# Loose reel seats



## Old Hippy

Ever have the reel seat come loose when fighting a big fish? Put plumber's teflon tape on the rod threads, tighten the reel nut up, and it will eliminate your problem.
Best Wishes,
Dan


----------



## mizterp

Good advice, I was fighting a smallie on St Clair this past June and had that very thing happen to me. Luckily my cousin was able to give me hand and tightened the nut as I held the reel in place, and I was able to land the fish. I'm using an old St Croix Premier 6'6" casting rod, I'll definetly try some teflon and hope it doesn't happen again (it was a first).


----------



## Sm Jaw

Same problem here. Called customer support @ St Croix. They told me to do just that.
Seems like, for the price of these rods, they could offer a product that's worthy of such a high dollar price tag!!!!!


----------



## MIGHTY

No kidding sm jaw, and good idea about the Teflon tape. I had to replace one (St Croix) after 3 years with not a lot of use and when/if this new one fails, I won't be purchasing another.


----------



## sherman51

I use to have this problem a lot. now im in the habit of tightening the reel seat often so they stay tight. they will still loosen up on me but I tighten them right back down. but im very interested in using the Teflon tape on my rods.
sherman


----------



## -C-IMP

You might also want to cut a piece of plastic milk jug that is he size of your reel foot
and place it under the reel foot.

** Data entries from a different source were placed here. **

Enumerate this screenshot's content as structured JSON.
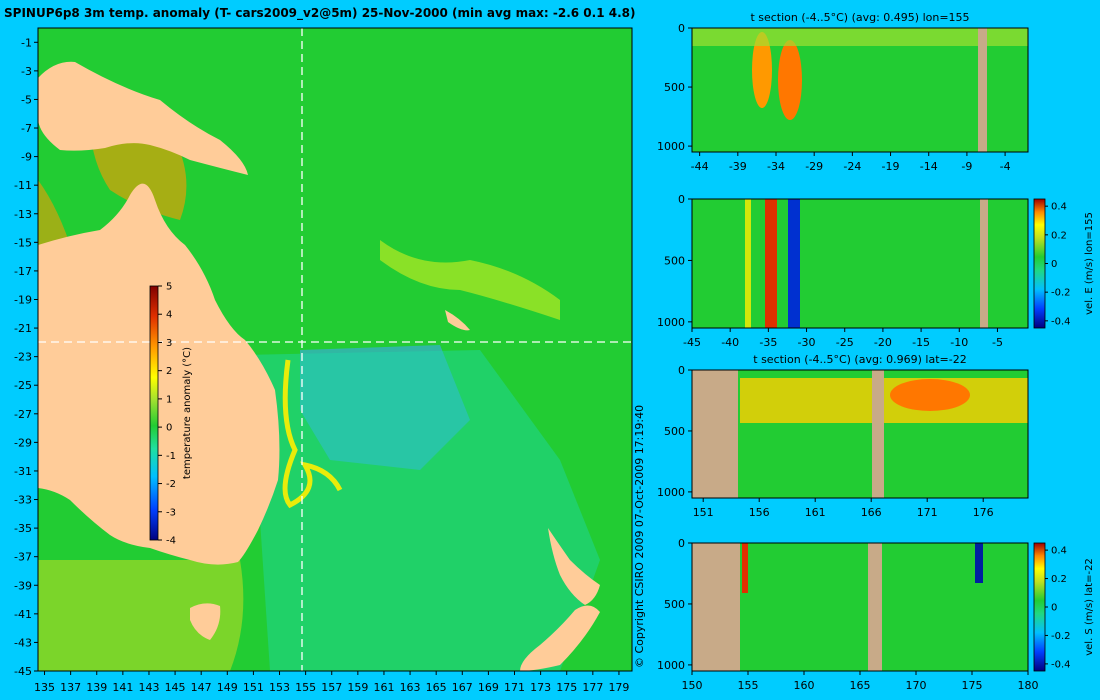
{
  "main_title": "SPINUP6p8 3m temp. anomaly (T- cars2009_v2@5m) 25-Nov-2000 (min avg max: -2.6 0.1 4.8)",
  "copyright": "© Copyright CSIRO 2009   07-Oct-2009 17:19:40",
  "colors": {
    "background": "#00ccff",
    "land": "#ffcc99",
    "section_land": "#c8aa88",
    "ocean_field": "#22cc33",
    "colormap": [
      "#000080",
      "#0040ff",
      "#00c0ff",
      "#20e0a0",
      "#22cc33",
      "#a0e030",
      "#ffff00",
      "#ff9900",
      "#e03000",
      "#800000"
    ]
  },
  "chart_data": [
    {
      "id": "map",
      "type": "heatmap",
      "title": "SPINUP6p8 3m temp. anomaly (T- cars2009_v2@5m) 25-Nov-2000 (min avg max: -2.6 0.1 4.8)",
      "x_ticks": [
        "135",
        "137",
        "139",
        "141",
        "143",
        "145",
        "147",
        "149",
        "151",
        "153",
        "155",
        "157",
        "159",
        "161",
        "163",
        "165",
        "167",
        "169",
        "171",
        "173",
        "175",
        "177",
        "179"
      ],
      "y_ticks": [
        "-1",
        "-3",
        "-5",
        "-7",
        "-9",
        "-11",
        "-13",
        "-15",
        "-17",
        "-19",
        "-21",
        "-23",
        "-25",
        "-27",
        "-29",
        "-31",
        "-33",
        "-35",
        "-37",
        "-39",
        "-41",
        "-43",
        "-45"
      ],
      "xlim": [
        134.5,
        180
      ],
      "ylim": [
        -45,
        0
      ],
      "section_lon": 155,
      "section_lat": -22,
      "colorbar": {
        "label": "temperature anomaly (°C)",
        "ticks": [
          "5",
          "4",
          "3",
          "2",
          "1",
          "0",
          "-1",
          "-2",
          "-3",
          "-4"
        ],
        "range": [
          -4,
          5
        ]
      }
    },
    {
      "id": "t-section-lon",
      "type": "heatmap",
      "title": "t section (-4..5°C) (avg: 0.495) lon=155",
      "x_ticks": [
        "-44",
        "-39",
        "-34",
        "-29",
        "-24",
        "-19",
        "-14",
        "-9",
        "-4"
      ],
      "y_ticks": [
        "0",
        "500",
        "1000"
      ],
      "xlim": [
        -45,
        -1
      ],
      "ylim": [
        1050,
        0
      ]
    },
    {
      "id": "vel-e-section",
      "type": "heatmap",
      "title": "",
      "x_ticks": [
        "-45",
        "-40",
        "-35",
        "-30",
        "-25",
        "-20",
        "-15",
        "-10",
        "-5"
      ],
      "y_ticks": [
        "0",
        "500",
        "1000"
      ],
      "xlim": [
        -45,
        -1
      ],
      "ylim": [
        1050,
        0
      ],
      "colorbar": {
        "label": "vel. E (m/s) lon=155",
        "ticks": [
          "0.4",
          "0.2",
          "0",
          "-0.2",
          "-0.4"
        ],
        "range": [
          -0.45,
          0.45
        ]
      }
    },
    {
      "id": "t-section-lat",
      "type": "heatmap",
      "title": "t section (-4..5°C) (avg: 0.969) lat=-22",
      "x_ticks": [
        "151",
        "156",
        "161",
        "166",
        "171",
        "176"
      ],
      "y_ticks": [
        "0",
        "500",
        "1000"
      ],
      "xlim": [
        150,
        180
      ],
      "ylim": [
        1050,
        0
      ]
    },
    {
      "id": "vel-s-section",
      "type": "heatmap",
      "title": "",
      "x_ticks": [
        "150",
        "155",
        "160",
        "165",
        "170",
        "175",
        "180"
      ],
      "y_ticks": [
        "0",
        "500",
        "1000"
      ],
      "xlim": [
        150,
        180
      ],
      "ylim": [
        1050,
        0
      ],
      "colorbar": {
        "label": "vel. S (m/s) lat=-22",
        "ticks": [
          "0.4",
          "0.2",
          "0",
          "-0.2",
          "-0.4"
        ],
        "range": [
          -0.45,
          0.45
        ]
      }
    }
  ]
}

It will help to tighten the fit.


----------



## SConner

I have one rod that loosens itself. I just tighten it up and wrapped it with electric tape to keep it from backing itself up. I may try the Teflon tape.


----------



## acklac7

-C-IMP said:


> You might also want to cut a piece of plastic milk jug that is he size of your reel foot
> and place it under the reel foot. It will help to tighten the fit.


I super glue ear plugs (the foam kind) to the top of the foot, then trim to match the outline. Amazing the differance when there is 0 play between the reel seat and the reel


----------



## acklac7

A drop or two of loctite will also help the threads on the seat stay nice and tight.


----------



## grub_man

If the reel foot has a bit of wiggle, another option that I've used is to place a bit of electrical tape on the tip of the reel foot, and/or on top of the reel seat. Like acklac7 said, the difference is amazing if there is no wiggle, especially if you have a little bit of cushion in there.

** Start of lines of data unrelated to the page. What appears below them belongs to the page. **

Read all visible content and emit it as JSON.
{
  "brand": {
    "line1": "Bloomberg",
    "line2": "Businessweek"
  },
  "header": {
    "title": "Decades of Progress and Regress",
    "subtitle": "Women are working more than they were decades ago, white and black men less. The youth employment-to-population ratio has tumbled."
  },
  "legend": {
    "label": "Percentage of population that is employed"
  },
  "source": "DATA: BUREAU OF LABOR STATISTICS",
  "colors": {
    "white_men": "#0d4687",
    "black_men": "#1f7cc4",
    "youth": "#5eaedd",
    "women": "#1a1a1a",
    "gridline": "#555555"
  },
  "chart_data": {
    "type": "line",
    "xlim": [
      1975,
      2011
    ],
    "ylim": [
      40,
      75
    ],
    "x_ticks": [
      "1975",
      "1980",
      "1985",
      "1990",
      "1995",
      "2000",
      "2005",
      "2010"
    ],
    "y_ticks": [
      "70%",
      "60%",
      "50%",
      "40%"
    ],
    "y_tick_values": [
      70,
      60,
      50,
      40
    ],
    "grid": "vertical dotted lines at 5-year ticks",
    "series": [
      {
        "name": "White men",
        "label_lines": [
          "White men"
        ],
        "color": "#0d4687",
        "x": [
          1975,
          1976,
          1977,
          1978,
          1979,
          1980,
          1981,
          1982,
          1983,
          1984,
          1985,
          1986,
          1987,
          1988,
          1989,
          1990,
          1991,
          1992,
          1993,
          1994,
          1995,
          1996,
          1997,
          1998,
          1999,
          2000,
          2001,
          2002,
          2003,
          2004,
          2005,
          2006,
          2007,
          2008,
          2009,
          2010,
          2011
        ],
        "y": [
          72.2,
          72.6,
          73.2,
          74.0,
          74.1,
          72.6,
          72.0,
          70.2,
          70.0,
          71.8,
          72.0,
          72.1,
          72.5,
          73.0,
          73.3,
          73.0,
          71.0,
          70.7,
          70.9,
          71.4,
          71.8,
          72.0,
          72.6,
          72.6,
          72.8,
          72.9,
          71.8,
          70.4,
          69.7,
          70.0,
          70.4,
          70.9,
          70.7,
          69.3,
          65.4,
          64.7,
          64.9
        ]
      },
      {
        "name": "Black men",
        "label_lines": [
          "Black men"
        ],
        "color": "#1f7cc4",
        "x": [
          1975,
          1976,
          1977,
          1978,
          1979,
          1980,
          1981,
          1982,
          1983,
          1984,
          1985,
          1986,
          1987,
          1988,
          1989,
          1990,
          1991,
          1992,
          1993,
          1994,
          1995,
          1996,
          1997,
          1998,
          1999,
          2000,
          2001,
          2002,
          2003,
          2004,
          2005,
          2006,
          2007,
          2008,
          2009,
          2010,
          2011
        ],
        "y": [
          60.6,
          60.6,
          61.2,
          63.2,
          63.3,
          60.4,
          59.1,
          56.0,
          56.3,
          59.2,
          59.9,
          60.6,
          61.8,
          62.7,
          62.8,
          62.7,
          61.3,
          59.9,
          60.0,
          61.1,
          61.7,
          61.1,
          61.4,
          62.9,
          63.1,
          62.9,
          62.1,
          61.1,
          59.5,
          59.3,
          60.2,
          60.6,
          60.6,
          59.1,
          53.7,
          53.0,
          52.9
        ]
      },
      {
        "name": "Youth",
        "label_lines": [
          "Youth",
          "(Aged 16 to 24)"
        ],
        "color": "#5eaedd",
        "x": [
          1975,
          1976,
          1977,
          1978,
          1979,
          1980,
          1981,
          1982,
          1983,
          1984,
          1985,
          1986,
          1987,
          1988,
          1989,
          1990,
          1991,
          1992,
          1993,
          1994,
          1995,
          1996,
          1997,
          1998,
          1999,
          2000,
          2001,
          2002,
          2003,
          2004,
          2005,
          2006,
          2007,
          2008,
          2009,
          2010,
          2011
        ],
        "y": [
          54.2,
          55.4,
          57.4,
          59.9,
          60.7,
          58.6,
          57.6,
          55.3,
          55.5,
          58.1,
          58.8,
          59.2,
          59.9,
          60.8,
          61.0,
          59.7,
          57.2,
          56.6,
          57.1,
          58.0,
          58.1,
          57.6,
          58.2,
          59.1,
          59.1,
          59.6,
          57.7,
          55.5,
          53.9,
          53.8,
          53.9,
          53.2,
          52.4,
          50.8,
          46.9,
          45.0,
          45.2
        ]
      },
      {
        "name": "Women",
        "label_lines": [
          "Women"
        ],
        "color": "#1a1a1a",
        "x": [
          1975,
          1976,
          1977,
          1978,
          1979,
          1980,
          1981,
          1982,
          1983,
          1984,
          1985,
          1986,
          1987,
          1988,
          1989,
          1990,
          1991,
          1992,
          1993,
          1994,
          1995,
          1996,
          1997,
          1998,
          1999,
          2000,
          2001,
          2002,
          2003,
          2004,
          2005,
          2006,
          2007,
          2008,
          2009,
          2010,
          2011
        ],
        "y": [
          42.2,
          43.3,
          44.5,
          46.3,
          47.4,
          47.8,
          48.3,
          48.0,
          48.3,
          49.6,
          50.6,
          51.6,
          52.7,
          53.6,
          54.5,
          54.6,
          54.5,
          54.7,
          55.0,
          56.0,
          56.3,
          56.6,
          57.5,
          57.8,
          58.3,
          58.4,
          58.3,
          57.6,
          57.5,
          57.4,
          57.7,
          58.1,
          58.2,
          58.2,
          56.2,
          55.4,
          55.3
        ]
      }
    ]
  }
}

The problem is that there is no standard in reel foot size and shape (Well, there might be for fly reels, but even then I don't think manufacturers adhere to it).

My spinning rods with up-locking seats would always back off because I hold the rod in my left hand and reel with my right. The forces from my hand would naturally try to back the reel seat nut off. Now, if I use a reel seat on a spinning rod, it's down-locking, but my preference is to ditch the seat all together and go with a split TN handle with the reel wrapped on with thread and finish. No more seats backing off for me.

Casting seats usually don't have issues, but if they do, the electrical tape or foam will get the job done.

Joe


----------